You guys wont believe this, but when I was on my three‘s at Borden 4 yrs ago, there were so many empty Q‘s that they were giving them to civilians who wanted them!  I know of two guys on my course who got PMQ‘s while still on course!  Both were married and one had kids, who was staying in Borden after the course.  Hope this helps out a bit.

securitas


----------



## Recce41 (21 Oct 2002)

Yes most Qs are empty in Borden, at 910$ for a three bedroom. You might as well buy. And I could believe that.
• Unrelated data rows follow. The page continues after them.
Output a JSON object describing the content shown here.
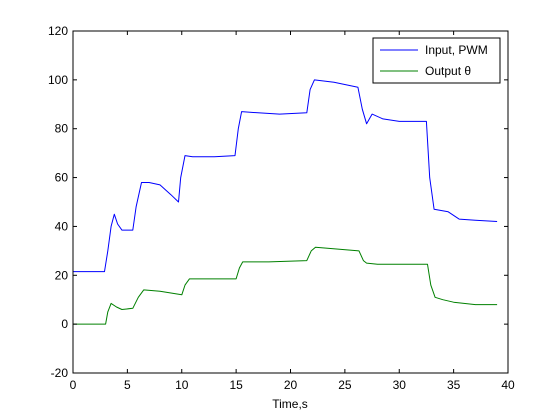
{
  "chart_data": {
    "type": "line",
    "title": "",
    "xlabel": "Time,s",
    "ylabel": "",
    "xlim": [
      0,
      40
    ],
    "ylim": [
      -20,
      120
    ],
    "x_ticks": [
      0,
      5,
      10,
      15,
      20,
      25,
      30,
      35,
      40
    ],
    "y_ticks": [
      -20,
      0,
      20,
      40,
      60,
      80,
      100,
      120
    ],
    "grid": false,
    "legend_position": "top-right",
    "series": [
      {
        "name": "Input, PWM",
        "color": "#0000ff",
        "points": [
          [
            0,
            21.5
          ],
          [
            2.9,
            21.5
          ],
          [
            3.2,
            30
          ],
          [
            3.5,
            40
          ],
          [
            3.8,
            45
          ],
          [
            4.1,
            41
          ],
          [
            4.5,
            38.5
          ],
          [
            5.5,
            38.5
          ],
          [
            5.8,
            48
          ],
          [
            6.3,
            58
          ],
          [
            7,
            58
          ],
          [
            8,
            57
          ],
          [
            9,
            53
          ],
          [
            9.7,
            50
          ],
          [
            9.9,
            60
          ],
          [
            10.3,
            69
          ],
          [
            11,
            68.5
          ],
          [
            13,
            68.5
          ],
          [
            14.9,
            69
          ],
          [
            15.2,
            80
          ],
          [
            15.5,
            87
          ],
          [
            17,
            86.5
          ],
          [
            19,
            86
          ],
          [
            21.5,
            86.5
          ],
          [
            21.8,
            96
          ],
          [
            22.2,
            100
          ],
          [
            24,
            99
          ],
          [
            26.2,
            97
          ],
          [
            26.6,
            88
          ],
          [
            27,
            82
          ],
          [
            27.5,
            86
          ],
          [
            28.5,
            84
          ],
          [
            30,
            83
          ],
          [
            32.5,
            83
          ],
          [
            32.8,
            60
          ],
          [
            33.2,
            47
          ],
          [
            34.5,
            46
          ],
          [
            35.5,
            43
          ],
          [
            37,
            42.5
          ],
          [
            39,
            42
          ]
        ]
      },
      {
        "name": "Output θ",
        "color": "#008000",
        "points": [
          [
            0,
            0
          ],
          [
            3,
            0
          ],
          [
            3.2,
            5
          ],
          [
            3.5,
            8.5
          ],
          [
            4,
            7
          ],
          [
            4.5,
            6
          ],
          [
            5.5,
            6.5
          ],
          [
            6,
            11
          ],
          [
            6.5,
            14
          ],
          [
            8,
            13.5
          ],
          [
            10,
            12
          ],
          [
            10.3,
            16
          ],
          [
            10.7,
            18.5
          ],
          [
            12,
            18.5
          ],
          [
            15,
            18.5
          ],
          [
            15.3,
            23
          ],
          [
            15.6,
            25.5
          ],
          [
            18,
            25.5
          ],
          [
            21.5,
            26
          ],
          [
            21.9,
            30
          ],
          [
            22.3,
            31.5
          ],
          [
            26.3,
            30
          ],
          [
            26.7,
            26
          ],
          [
            27,
            25
          ],
          [
            28,
            24.5
          ],
          [
            32.6,
            24.5
          ],
          [
            32.9,
            16
          ],
          [
            33.3,
            11
          ],
          [
            34,
            10
          ],
          [
            35,
            9
          ],
          [
            37,
            8
          ],
          [
            39,
            8
          ]
        ]
      }
    ]
  }
}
If they were LOTEPs or if they were staying in Borden . But in the Combat arms you never stay in Meaford, Its more strict. When I got in in 79. I was away for 8 months, 4 months Basic at Cornwallis and QL3 in Petawawa, then 4 months on exercise with the Regt. Then I got my PMQ.


----------



## Ray (21 Oct 2002)

Ok I got all the Info about P.M.Q`s that i need .Thanks for the input.


----------



## onecat (22 Oct 2002)

That‘s good news. I wasn‘t sure if they had single Quarters, so knowing that I‘m much happier. Being single and 30 I wasn‘t looking forward to sharing my space with alot of guys.  Do they ahve extra single quarters in every base?  I‘m going in for SigOps so I‘m not sure if it much different getting them as it would be for combat arms people.

Could by chance list the link for info Q‘s  I can‘t seem to find it.

Thanks.


----------